Reviewing the question of whether to compel arbitration de novo, the Ninth Circuit held:

First, the Court of Appeals addressed the question of what law applied to determine the arbitrability of the dispute. The Circuit followed the holding in Volt Information Sciences, Inc. v. Board of Trustees, 489 U.S. 468 (1989), holding that there was no "federal policy favoring arbitration under a certain set of procedural rules" but rather that the federal policy favoring arbitration "is simply to ensure the enforceability, according to their terms, of private agreements to arbitrate". As a result, the Court ruled that "contracting parties have the power to agree to apply non-federal arbitrability law" and that courts should enforce them.

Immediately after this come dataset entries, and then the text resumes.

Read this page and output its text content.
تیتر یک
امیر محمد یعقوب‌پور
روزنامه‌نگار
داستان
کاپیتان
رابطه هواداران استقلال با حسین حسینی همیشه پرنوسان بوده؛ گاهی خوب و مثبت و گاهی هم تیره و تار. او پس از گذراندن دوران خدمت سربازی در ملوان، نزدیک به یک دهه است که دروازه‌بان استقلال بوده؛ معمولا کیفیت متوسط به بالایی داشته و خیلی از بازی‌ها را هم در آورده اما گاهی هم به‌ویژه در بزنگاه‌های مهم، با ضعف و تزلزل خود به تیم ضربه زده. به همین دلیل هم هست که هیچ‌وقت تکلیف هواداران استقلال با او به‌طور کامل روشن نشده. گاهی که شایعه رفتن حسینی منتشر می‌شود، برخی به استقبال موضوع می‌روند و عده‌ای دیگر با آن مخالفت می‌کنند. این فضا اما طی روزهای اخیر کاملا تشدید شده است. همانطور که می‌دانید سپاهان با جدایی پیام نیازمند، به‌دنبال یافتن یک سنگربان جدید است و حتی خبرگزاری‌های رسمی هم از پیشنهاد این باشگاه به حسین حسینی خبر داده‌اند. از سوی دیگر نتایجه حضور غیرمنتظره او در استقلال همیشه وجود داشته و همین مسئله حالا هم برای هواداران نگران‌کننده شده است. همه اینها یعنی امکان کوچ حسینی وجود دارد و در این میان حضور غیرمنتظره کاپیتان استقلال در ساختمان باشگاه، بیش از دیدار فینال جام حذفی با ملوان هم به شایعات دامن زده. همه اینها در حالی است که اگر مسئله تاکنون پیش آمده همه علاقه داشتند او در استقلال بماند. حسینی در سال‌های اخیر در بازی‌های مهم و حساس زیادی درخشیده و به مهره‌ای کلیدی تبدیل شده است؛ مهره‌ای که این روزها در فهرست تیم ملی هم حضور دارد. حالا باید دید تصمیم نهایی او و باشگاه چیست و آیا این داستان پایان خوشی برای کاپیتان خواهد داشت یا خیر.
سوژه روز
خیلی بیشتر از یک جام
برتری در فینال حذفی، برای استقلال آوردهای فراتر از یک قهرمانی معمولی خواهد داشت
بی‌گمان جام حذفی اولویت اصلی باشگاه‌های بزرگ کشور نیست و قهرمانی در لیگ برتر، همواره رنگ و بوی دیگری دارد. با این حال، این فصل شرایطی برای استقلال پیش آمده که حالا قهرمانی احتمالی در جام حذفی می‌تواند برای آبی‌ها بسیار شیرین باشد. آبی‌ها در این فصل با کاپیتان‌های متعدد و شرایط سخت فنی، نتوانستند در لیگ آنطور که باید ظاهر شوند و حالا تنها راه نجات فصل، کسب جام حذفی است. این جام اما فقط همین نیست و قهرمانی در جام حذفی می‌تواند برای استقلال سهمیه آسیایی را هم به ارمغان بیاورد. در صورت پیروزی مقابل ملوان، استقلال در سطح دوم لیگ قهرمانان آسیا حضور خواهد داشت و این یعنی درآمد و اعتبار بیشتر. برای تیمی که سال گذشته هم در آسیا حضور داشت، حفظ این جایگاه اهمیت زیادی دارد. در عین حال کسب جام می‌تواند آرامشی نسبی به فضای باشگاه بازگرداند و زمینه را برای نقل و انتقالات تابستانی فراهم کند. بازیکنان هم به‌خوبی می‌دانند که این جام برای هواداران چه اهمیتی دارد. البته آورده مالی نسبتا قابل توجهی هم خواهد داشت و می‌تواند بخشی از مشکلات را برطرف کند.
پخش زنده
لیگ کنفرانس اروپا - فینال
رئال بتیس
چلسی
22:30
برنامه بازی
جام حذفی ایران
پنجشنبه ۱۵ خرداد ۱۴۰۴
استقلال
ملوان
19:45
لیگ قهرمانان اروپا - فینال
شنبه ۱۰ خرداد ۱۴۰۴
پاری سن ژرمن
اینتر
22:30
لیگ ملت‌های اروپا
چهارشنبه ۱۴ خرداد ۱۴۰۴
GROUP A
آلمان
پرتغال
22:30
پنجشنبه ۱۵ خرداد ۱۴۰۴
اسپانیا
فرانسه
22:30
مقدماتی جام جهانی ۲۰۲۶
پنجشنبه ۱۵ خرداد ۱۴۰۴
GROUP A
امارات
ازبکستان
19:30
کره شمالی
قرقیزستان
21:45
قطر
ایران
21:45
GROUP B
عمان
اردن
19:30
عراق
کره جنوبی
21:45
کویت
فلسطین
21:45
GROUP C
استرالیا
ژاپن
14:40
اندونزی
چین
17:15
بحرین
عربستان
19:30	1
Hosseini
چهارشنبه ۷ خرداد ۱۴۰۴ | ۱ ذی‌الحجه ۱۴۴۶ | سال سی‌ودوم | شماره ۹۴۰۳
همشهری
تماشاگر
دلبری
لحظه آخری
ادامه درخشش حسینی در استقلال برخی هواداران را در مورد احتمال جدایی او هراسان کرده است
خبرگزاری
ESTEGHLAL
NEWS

Second, the Circuit observed that First Options of Chicago, Inc. v. Kaplan, 514 U.S. 938 (1995), required the application of ordinary state-law principles that govern the formation of contracts but that, in determining whether parties agreed to arbitrate, "[c]ourts should not assume that the parties agreed to arbitrate arbitrability unless there is clear and unmistakable evidence that they did so". Applying and extending that rule, the Circuit ruled that "a general choice-of-law provision does not constitute an agreement to apply non-federal arbitrability law". Said the Court:

Like the question of who should decide arbitrability, the question of what law governs arbitrability is 'rather arcane'. . . . We therefore conclude, following Kaplan, that cours should apply federal arbitrability law absent 'clear and unmistakable evidence' that the parties agreed to apply non-federal arbitrability law"

As a result, the Circuit found the language of the agreement here, "English law and practice to apply", to be ambiguous to answer the question whether English law should govern the issue of arbitrability in the first place. The Circuit therefore applied federal arbitrability law.

Third, in doing so, the Court ruled that the phrase, "any disputes arising hereunder", was a narrow clause. Following In re Kinoshita & Co., 287 F.2d 951 (2d Cir. 1961), the Court found that the narrow clause applied only to those disputes relating to the interpretation and performance of the contract itself". (See generally our discussion of the issue of who decides what in the arbitration-litigation context in our e-book, International Practice: Topics and Trends). Recognizing that the Second Circuit itself has "significantly narrowed" Kinoshita, the Circuit was unwilling to ignore it altogether, went on to apply it, and held that the dispute at issue was not arbitrable.